Table 12-3. Comprehensive mental health evaluation for Munchausen by proxy

Areas of focus

Child's illness experience and physical and psychological functioning

Parent's psychological functioning, with attention to differentiating factitious disorder by proxy and other possible psychological etiologies of parent's behavior, attitudes, beliefs, and actions toward child

Components of evaluation

Comprehensive record review and contacts with collaterals, including both professionals and laypersons (e.g., other family members)
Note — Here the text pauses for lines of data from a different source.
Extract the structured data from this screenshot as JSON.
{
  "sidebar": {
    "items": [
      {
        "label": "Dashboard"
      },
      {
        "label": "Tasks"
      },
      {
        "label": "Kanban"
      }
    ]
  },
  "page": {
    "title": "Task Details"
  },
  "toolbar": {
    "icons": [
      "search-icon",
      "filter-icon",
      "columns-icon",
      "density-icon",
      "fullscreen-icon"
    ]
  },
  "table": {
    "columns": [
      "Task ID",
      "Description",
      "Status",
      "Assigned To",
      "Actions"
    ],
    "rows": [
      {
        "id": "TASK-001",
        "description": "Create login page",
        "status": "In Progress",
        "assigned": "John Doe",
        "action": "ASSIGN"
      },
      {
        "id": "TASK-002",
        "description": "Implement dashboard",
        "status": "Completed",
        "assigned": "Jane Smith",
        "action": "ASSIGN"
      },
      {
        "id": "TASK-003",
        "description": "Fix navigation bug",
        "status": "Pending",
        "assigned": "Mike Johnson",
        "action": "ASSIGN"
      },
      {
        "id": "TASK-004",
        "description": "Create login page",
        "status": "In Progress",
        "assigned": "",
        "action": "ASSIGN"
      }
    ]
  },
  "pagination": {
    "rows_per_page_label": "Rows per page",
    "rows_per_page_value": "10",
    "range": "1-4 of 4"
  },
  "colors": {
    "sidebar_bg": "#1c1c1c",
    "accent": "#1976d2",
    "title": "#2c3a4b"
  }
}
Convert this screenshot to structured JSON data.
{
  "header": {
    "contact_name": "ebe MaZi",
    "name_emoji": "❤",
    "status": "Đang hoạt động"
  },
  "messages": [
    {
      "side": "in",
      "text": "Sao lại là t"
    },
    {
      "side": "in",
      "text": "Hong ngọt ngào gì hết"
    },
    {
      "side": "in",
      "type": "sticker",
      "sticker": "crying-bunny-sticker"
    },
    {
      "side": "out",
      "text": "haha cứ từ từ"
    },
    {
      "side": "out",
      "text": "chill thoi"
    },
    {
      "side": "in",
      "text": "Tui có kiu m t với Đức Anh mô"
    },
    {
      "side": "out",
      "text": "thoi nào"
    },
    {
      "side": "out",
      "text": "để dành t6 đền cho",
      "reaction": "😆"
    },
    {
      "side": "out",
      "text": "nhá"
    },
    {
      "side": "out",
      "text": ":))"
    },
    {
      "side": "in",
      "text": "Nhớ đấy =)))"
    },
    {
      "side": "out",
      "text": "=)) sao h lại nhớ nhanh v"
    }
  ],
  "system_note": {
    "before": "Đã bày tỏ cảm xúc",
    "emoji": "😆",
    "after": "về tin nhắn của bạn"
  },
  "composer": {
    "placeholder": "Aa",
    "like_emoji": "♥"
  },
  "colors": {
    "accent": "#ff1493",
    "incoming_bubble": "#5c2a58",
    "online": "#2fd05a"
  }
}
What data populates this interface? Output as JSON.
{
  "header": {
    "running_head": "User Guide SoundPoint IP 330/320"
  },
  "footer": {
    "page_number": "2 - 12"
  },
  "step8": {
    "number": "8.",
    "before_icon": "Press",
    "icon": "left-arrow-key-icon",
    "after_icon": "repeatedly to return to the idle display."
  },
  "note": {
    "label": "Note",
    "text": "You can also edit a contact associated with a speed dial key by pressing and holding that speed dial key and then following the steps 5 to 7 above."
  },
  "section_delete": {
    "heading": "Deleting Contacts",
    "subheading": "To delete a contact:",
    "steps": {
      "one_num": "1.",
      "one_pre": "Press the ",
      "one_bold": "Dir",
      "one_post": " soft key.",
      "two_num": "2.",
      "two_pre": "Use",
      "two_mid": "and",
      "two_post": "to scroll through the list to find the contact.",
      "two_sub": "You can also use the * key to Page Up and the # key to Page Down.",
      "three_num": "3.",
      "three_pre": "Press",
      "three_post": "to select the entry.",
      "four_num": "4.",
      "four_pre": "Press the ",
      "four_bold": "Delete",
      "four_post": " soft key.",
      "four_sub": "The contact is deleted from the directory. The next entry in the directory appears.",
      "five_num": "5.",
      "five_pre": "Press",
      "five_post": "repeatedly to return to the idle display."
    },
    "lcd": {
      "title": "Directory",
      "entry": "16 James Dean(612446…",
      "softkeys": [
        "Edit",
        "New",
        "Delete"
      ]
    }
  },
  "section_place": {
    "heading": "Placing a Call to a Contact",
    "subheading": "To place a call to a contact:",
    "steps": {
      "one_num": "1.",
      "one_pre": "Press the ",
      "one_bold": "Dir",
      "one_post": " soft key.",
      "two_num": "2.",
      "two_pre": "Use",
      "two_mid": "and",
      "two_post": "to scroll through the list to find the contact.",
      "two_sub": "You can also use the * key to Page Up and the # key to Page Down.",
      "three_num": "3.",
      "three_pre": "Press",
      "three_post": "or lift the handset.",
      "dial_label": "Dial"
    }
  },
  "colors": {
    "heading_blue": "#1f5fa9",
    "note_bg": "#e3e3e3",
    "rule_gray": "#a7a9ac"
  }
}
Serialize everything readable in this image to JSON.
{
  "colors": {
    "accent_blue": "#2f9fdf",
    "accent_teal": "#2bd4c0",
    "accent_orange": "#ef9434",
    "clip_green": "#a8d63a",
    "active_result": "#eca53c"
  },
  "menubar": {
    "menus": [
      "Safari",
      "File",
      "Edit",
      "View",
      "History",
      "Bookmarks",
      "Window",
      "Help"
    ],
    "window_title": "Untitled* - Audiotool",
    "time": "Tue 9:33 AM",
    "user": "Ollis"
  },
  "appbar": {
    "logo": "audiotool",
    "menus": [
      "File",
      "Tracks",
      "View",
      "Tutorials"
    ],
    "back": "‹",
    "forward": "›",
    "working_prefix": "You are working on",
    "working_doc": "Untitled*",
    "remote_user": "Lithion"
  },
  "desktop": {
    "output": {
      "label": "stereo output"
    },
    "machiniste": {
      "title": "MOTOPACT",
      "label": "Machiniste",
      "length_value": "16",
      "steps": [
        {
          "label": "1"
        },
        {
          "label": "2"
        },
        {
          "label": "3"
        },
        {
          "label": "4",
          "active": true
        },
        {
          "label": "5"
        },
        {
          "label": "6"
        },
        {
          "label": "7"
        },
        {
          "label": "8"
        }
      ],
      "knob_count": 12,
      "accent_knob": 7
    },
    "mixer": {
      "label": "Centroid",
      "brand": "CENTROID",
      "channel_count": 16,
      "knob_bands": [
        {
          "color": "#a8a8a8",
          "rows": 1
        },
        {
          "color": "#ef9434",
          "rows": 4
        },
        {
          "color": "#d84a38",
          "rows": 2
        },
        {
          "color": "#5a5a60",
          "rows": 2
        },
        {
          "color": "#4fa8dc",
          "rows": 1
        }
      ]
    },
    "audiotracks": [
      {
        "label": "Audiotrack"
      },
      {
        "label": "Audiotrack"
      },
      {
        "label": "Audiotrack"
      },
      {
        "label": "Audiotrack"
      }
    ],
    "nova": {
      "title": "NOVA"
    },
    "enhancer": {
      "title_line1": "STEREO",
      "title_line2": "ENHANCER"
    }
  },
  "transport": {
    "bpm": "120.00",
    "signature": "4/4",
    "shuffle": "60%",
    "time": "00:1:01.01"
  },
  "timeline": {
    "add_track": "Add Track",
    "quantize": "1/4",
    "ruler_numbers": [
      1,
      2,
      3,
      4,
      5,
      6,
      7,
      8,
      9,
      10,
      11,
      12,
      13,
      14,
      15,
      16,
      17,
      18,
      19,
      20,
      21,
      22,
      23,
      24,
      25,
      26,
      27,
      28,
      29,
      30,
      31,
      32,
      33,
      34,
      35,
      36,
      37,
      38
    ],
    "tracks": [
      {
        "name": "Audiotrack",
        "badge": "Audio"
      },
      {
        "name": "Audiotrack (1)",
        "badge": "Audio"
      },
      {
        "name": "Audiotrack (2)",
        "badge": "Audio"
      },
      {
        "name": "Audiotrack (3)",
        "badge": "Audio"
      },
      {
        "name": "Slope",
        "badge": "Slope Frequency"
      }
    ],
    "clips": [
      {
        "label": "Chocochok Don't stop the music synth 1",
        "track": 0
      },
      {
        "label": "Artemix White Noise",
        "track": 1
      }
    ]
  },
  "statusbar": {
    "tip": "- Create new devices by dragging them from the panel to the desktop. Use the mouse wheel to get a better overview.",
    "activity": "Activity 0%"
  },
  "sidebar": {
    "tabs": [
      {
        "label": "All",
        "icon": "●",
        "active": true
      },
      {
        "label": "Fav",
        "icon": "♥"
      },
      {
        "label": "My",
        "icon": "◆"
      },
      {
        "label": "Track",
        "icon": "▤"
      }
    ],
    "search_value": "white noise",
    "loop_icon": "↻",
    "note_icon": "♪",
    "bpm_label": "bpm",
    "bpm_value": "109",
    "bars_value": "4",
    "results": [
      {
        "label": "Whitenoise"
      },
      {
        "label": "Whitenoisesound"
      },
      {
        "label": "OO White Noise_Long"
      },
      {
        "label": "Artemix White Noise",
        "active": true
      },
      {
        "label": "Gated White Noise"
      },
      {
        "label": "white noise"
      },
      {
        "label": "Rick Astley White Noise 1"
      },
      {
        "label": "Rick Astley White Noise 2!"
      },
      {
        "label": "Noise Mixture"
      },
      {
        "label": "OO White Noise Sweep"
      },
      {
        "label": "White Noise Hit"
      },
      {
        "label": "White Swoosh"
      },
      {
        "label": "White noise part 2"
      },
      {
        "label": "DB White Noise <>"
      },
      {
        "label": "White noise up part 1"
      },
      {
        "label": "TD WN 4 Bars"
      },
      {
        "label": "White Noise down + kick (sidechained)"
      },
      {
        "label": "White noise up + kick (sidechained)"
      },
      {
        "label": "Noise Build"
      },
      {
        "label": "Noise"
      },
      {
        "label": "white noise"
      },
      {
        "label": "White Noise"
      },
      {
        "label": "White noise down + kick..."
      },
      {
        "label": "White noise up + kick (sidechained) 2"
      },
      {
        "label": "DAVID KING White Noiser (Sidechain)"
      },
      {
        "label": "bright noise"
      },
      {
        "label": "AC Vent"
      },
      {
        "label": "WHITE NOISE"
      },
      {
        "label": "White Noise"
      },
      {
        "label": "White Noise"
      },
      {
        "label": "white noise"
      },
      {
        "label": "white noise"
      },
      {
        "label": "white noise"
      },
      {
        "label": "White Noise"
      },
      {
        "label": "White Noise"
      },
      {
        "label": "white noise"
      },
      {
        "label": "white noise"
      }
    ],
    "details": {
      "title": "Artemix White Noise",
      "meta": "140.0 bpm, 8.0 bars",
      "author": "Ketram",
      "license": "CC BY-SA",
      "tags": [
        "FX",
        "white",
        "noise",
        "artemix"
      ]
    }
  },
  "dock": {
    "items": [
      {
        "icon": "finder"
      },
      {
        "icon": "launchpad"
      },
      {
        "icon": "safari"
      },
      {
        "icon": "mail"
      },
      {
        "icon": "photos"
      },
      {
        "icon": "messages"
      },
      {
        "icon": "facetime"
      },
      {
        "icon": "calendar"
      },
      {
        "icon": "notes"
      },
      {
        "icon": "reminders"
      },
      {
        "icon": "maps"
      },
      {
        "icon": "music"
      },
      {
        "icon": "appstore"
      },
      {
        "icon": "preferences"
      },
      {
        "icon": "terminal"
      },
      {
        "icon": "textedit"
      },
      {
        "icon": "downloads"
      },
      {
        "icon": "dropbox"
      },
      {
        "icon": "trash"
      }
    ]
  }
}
Emotional and physical functioning of each parent or primary caregiver, past and present, through a series of clinical interviews and through psychological testing

Interviews with maternal grandparents, fathers and their family members, and any other relatives who have or wish to have contact with child

Review of child's past and present physical and emotional functioning, including but not limited to information about past and current daily routines, symptoms, and behaviors, obtained through observations, record review, and interviews with past and current caregivers

Observations of child with family members, with current caregivers, at school, and with perpetrator unless safety prohibits contact

Child placement is challenging when the possibility of family reunification is unclear. Successful family reunification can be achieved in a few cases only if the abuser and family members acknowledge the pattern of illness falsification, benefit from effective treatment, and accept and use a monitoring and support system. Reunification generally requires a prolonged period of time and necessitates an interim placement plan. In high-risk cases and cases with poor prognostic indicators, a long-term placement plan should be considered. Ensuring the victim's continuing safety requires careful planning by professionals knowledgeable of this condition.

Friends or family members may be caregivers if they genuinely believe the child must be protected from the suspected abuser and if they have the ability to protect the child from the suspected abuser. Caregivers who accept care of the child must also accept responsibility to follow all court orders, which may include the need to prohibit parental access to the child or to closely monitor visits. The caregiver must have a realistic expectation regarding any pressure or hostility he or she may need to endure to abide by the court orders. In Ayoub's (2006) study, one-third of the relative placements failed because of extended pressure on family members by mothers and their representatives. In cases of severe abuse that is met with denial by the confirmed abuser and other family members, adoption or placement in foster care without family access to the foster family is warranted. Termination of parental rights of fathers as well as mothers is often recommended.